How does SB 50 displace 1000s of renters?

SB 50 promises protections that can't be enforced. Its “ban” on the demolition of occupied apartments instead prompts developers to buy out renters and claim it was vacant — a top social justice problem in California.

How does SB 50 gentrify hundreds of diverse and sensitive communities?

SB 50 forces diverse neighborhoods to agree to gentrification and luxury towers by 2025, annihilating their thriving communities.

Why does SB 50 say "minimum heights" would be 45 or 55 feet? It doesn't mention 75 or 85 feet.

Under state "Density Bonus" law, a developer can already add up to 3 floors (30 feet) to the height of a building. This is a financial reward given if a developer adds a few affordable units. But under SB 50, a developer can add up to 3 floors atop a new "minimum height" of 45 or 55 feet. Vast areas would be forced to accept 7-story and 8-story towers. Sen. Wiener has gone to great pains to avoid explaining this in SB 50.

What is a jobs-rich/good schools area? And why will SB 50 let developers overrun these areas with tall apartments, even if the area doesn't have transit?

The definition of "jobs-rich" areas was published in March of 2019 by the Haas Institute. The huge gold-colored "jobs rich" areas shown on this map sweep across California. They target 1000s of single-family neighborhoods, apartment areas and streets that allow mixed-use (businesses with housing on top). Sen.
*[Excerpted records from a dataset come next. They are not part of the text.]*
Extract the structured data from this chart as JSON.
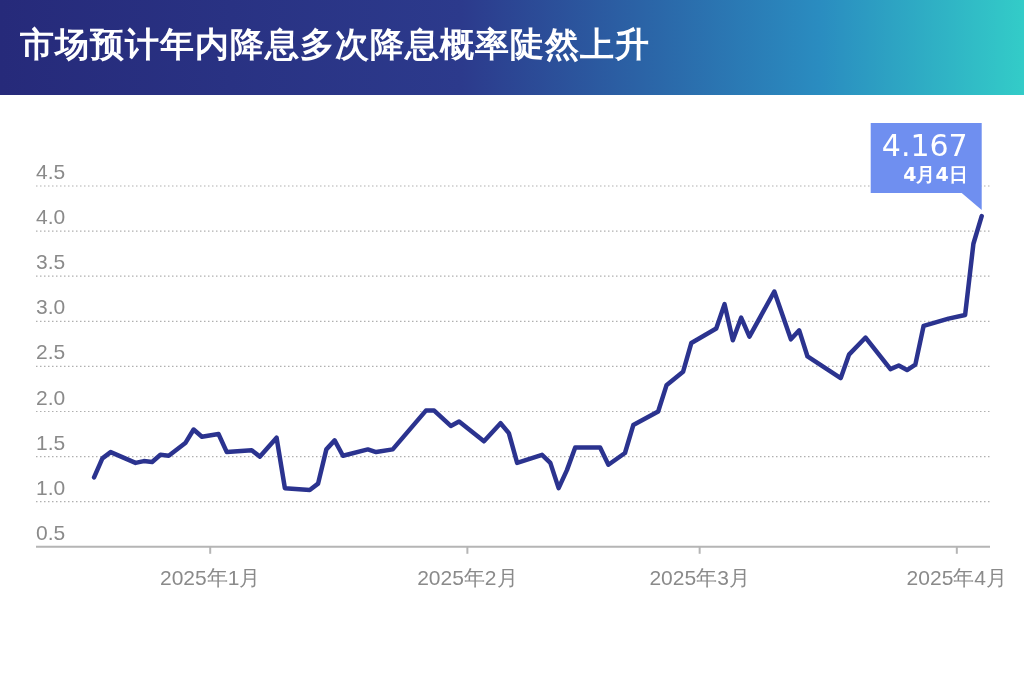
{
  "chart_data": {
    "type": "line",
    "title": "市场预计年内降息多次降息概率陡然上升",
    "x": [
      "2024-12-18",
      "2024-12-19",
      "2024-12-20",
      "2024-12-23",
      "2024-12-24",
      "2024-12-25",
      "2024-12-26",
      "2024-12-27",
      "2024-12-29",
      "2024-12-30",
      "2024-12-31",
      "2025-01-02",
      "2025-01-03",
      "2025-01-06",
      "2025-01-07",
      "2025-01-09",
      "2025-01-10",
      "2025-01-13",
      "2025-01-14",
      "2025-01-15",
      "2025-01-16",
      "2025-01-17",
      "2025-01-20",
      "2025-01-21",
      "2025-01-23",
      "2025-01-27",
      "2025-01-28",
      "2025-01-30",
      "2025-01-31",
      "2025-02-03",
      "2025-02-05",
      "2025-02-06",
      "2025-02-07",
      "2025-02-10",
      "2025-02-11",
      "2025-02-12",
      "2025-02-13",
      "2025-02-14",
      "2025-02-17",
      "2025-02-18",
      "2025-02-20",
      "2025-02-21",
      "2025-02-24",
      "2025-02-25",
      "2025-02-27",
      "2025-02-28",
      "2025-03-03",
      "2025-03-04",
      "2025-03-05",
      "2025-03-06",
      "2025-03-07",
      "2025-03-10",
      "2025-03-12",
      "2025-03-13",
      "2025-03-14",
      "2025-03-18",
      "2025-03-19",
      "2025-03-21",
      "2025-03-24",
      "2025-03-25",
      "2025-03-26",
      "2025-03-27",
      "2025-03-28",
      "2025-03-31",
      "2025-04-02",
      "2025-04-03",
      "2025-04-04"
    ],
    "series": [
      {
        "color": "#2b338f",
        "values": [
          1.27,
          1.48,
          1.55,
          1.43,
          1.45,
          1.44,
          1.52,
          1.51,
          1.65,
          1.8,
          1.72,
          1.75,
          1.55,
          1.57,
          1.5,
          1.71,
          1.15,
          1.13,
          1.2,
          1.58,
          1.68,
          1.51,
          1.58,
          1.55,
          1.58,
          2.01,
          2.01,
          1.84,
          1.89,
          1.67,
          1.87,
          1.76,
          1.43,
          1.52,
          1.43,
          1.15,
          1.35,
          1.6,
          1.6,
          1.41,
          1.54,
          1.85,
          2.0,
          2.29,
          2.44,
          2.76,
          2.92,
          3.19,
          2.79,
          3.04,
          2.83,
          3.33,
          2.8,
          2.9,
          2.61,
          2.37,
          2.63,
          2.82,
          2.47,
          2.51,
          2.46,
          2.52,
          2.95,
          3.03,
          3.07,
          3.86,
          4.167
        ]
      }
    ],
    "xlim": [
      "2024-12-11",
      "2025-04-05"
    ],
    "xticks": [
      {
        "value": "2025-01-01",
        "label": "2025年1月"
      },
      {
        "value": "2025-02-01",
        "label": "2025年2月"
      },
      {
        "value": "2025-03-01",
        "label": "2025年3月"
      },
      {
        "value": "2025-04-01",
        "label": "2025年4月"
      }
    ],
    "ylim": [
      0.5,
      4.5
    ],
    "yticks": [
      0.5,
      {
        "value": 1,
        "label": "1.0"
      },
      1.5,
      {
        "value": 2,
        "label": "2.0"
      },
      2.5,
      {
        "value": 3,
        "label": "3.0"
      },
      3.5,
      {
        "value": 4,
        "label": "4.0"
      },
      4.5
    ],
    "grid": "y",
    "annotations": [
      {
        "text": "4.167",
        "x": "2025-04-04",
        "y": 4.167
      },
      {
        "text": "4月4日",
        "x": "2025-04-04",
        "y": 4.167
      }
    ]
  }
}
Scott Wiener has been quoted by some as saying single-family homes are "immoral," yards take up too much room, and these areas must be stamped out to build apartments.

What is a High-Frequency Bus Stop? If my city adds more buses, would that allow developers to overrun my area with tall apartments?

Yes. "High-frequency" means buses that stop every 15 minutes in morning/evening, and every 30 minutes on weekends. Transit agencies can add buses to reach that "frequency", and this, in turn, would hand developers blanket new powers under SB 50 to overrun your area with tall apartments. SB 50 will create wars against bus service statewide. San Diego has upgraded some bus lines to 15-minute service but its residents don't realize SB 50 developers will now overrun these streets. All people wanted was bus service.